Changelog

[1.2.2]

Added

  • tests for Julia 1.9 in CI matrix
  • HDF5.jl v0.17 compatibility

[1.2.1]

Added

Fixed

  • error when constructing MCMCData with input distance matrix that has non-zero diagonal entries.
  • edge case for `fitprior2' when Kmin = Kmax = 1 or Kmin = Kmax = N generates a warning and fallback to default repulsion/cohesion parameters.

[1.2.0]

Added

  • added function fitprior2, alternative method to fit prior hyperparameters.

Changed

  • pretty print for MCMCResult also shows whether the model includes repulsion.
  • moved basic_example.jl from the examples folder to docs.
  • removed examples (added to a separate branch).

[1.1.0]

Added

  • added function signature for sampleK to accept individual parameters.

[1.0.1]

Documentation now updated to use Literate.jl to generate the example.

[1.0.0]

Added

  • examples from the main paper are now included in the examples folder. Data from the original paper is included in the data folder in the standard HDF5 format.
  • the examples now have more plots.
  • functionality to sample the distances from the prior predictive distribution (see sampledist).
  • functionality to sample $K$ from its marginal prior predictive (see sampleK).
  • generatemixture accepts a random number generator or a seed for the default RNG for reproducibility of results.

Removed

  • dependency on RCall and the various calls to the salso algorithm were removed.
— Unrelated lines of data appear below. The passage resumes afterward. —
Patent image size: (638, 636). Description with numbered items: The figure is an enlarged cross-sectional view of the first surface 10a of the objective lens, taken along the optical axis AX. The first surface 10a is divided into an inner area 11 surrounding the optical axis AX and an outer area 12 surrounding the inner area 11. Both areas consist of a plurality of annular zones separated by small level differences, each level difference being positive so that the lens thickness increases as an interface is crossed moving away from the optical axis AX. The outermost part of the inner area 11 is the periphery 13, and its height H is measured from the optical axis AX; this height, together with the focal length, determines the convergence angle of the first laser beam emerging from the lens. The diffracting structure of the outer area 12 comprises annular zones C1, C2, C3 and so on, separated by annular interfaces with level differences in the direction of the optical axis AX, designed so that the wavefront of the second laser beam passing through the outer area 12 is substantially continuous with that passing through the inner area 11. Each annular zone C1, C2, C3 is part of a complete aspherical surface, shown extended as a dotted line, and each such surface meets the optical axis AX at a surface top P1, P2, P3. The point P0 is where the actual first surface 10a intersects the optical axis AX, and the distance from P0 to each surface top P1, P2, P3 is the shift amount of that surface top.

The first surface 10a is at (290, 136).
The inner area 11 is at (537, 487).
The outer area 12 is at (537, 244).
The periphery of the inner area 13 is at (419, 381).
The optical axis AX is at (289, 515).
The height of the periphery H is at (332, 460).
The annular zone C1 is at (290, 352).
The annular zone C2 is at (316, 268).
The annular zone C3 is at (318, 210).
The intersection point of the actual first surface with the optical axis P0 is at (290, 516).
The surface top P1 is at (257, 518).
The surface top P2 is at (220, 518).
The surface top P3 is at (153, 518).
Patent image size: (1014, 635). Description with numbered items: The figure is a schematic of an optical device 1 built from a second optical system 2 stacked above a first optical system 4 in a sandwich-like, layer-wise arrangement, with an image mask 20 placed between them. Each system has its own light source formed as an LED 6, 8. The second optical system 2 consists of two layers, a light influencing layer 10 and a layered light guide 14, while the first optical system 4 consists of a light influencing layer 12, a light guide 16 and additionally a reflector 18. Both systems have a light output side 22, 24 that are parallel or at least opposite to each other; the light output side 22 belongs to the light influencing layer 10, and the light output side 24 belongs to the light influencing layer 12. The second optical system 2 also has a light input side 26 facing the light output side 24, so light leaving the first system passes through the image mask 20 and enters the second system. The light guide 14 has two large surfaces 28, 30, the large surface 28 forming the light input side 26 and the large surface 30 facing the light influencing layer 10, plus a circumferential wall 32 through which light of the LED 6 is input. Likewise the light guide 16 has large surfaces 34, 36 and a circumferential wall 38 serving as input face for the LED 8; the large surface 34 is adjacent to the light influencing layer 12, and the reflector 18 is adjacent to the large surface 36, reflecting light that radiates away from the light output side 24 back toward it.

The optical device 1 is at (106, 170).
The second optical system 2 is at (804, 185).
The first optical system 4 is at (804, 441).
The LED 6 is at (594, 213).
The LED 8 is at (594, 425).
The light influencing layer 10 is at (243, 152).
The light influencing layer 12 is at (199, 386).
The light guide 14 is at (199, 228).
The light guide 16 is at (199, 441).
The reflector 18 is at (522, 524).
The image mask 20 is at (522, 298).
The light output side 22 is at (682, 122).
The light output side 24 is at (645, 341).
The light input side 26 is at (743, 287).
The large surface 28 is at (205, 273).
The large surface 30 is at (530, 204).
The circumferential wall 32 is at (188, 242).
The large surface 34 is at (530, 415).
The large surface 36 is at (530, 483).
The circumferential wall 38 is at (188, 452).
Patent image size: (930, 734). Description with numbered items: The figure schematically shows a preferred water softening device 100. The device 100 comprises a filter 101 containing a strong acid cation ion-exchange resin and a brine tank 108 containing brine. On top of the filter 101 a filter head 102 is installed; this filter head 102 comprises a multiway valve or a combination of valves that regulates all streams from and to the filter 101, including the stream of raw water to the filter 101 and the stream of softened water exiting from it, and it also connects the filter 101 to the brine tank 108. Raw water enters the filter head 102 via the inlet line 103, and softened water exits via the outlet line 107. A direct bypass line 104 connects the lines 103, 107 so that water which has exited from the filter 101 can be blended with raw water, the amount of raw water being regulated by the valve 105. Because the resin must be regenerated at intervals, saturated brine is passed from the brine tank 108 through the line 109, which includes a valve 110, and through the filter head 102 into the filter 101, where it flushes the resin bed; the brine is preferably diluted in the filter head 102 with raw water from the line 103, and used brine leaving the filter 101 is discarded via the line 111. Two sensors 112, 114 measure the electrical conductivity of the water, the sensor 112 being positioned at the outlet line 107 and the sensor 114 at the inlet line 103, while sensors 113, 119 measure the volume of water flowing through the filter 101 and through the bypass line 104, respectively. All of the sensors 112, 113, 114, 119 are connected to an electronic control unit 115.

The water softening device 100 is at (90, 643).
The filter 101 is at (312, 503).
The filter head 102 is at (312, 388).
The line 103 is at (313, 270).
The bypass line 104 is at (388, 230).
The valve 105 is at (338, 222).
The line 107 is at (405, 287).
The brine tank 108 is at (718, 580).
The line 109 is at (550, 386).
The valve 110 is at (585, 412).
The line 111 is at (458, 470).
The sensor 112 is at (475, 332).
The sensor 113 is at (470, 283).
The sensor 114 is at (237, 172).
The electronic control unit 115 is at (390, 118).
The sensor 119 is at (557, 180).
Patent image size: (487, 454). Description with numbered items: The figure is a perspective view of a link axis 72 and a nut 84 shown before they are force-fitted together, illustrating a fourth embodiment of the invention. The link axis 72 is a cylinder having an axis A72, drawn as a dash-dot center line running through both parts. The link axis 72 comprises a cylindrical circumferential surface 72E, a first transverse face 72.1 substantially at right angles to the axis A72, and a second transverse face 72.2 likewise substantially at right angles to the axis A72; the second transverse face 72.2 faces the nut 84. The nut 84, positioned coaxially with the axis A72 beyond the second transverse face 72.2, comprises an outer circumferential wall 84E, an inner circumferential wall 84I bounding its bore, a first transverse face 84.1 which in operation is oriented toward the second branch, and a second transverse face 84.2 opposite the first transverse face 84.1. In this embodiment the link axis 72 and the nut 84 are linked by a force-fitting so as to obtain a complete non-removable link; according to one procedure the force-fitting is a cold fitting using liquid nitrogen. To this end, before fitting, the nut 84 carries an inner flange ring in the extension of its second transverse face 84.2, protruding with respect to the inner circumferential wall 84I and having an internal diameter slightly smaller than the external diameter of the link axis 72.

It is left to the user to make these calls if necessary.

[0.2.2]

Fixed

  • corrected time not printing in the correct format.
  • moved prettytime and prettynumber to utils.jl.

[0.2.1]

Added

  • added tests for pretty printing.
  • added tests for custom loss function in getpointestimate.

Fixed

  • verbose output in sampler missing newline.
  • custom loss function when computing a point estimate.

Removed

  • _infodist not in use, removed.

[0.2.0]

Added

  • added log-posterior to result.
  • added log-likelihood and log-posterior plots to basic example.
  • point-estimation via maximum likelihood and maximum a posteriori.
  • infodist function to compute the information distance between clusterings.
  • convenience constructor for MCMCData.
  • add verbose option for runsampler and fitprior.
  • pretty printing for MCMCData, MCMCOptionsList, and PriorHyperparamsList.
  • added bibliographic references to documentation.
  • added changelog.

Breaking

  • MCMCOptions constructor changed account for change in point-estimate calculation.
  • fitprior now only returns the hyperparameter list.
  • removed summarise for MCMCResult objects (use pretty printing instead).

Fixed

  • corrected computation of log-likelihood in result.
  • fixed edge case error in fitprior when the found value of K is either 1 or N. This case arises only for edge values of Kmin and Kmax, since the elbow method will otherwise not choose 1 or N for K.

Changed

  • added bounds checking for Kmin and Kmax in fitprior.
  • added input message for better debugging in fitprior.
  • added progress bar for fitprior if useR = false.
  • added input validation for generatemixture.
  • added input validation for binderloss and evaluateclustering.
  • added input validation for the constructors of MCMCData and MCMCOptionsList.
  • separated computation of log-likelihood and log-prior.
  • removed redundant loss function calculations when computing point-estimate.
  • Binder loss calculation (binderloss) is now approximate (using randindex from Clustering.jl) but faster.
  • runsampler no longer automatically calculates a point estimate.
  • summarise has a separate signature for MCMC output and for point estimate summary, and now provides more measures for point estimates.
  • minor optimisations using @inbounds, @simd, and @turbo.
  • using StaticArrays.jl and separate function for restricted Gibbs scan.
  • speedup via non-generic implementation of matrix and vector sums with LoopVectorization.jl.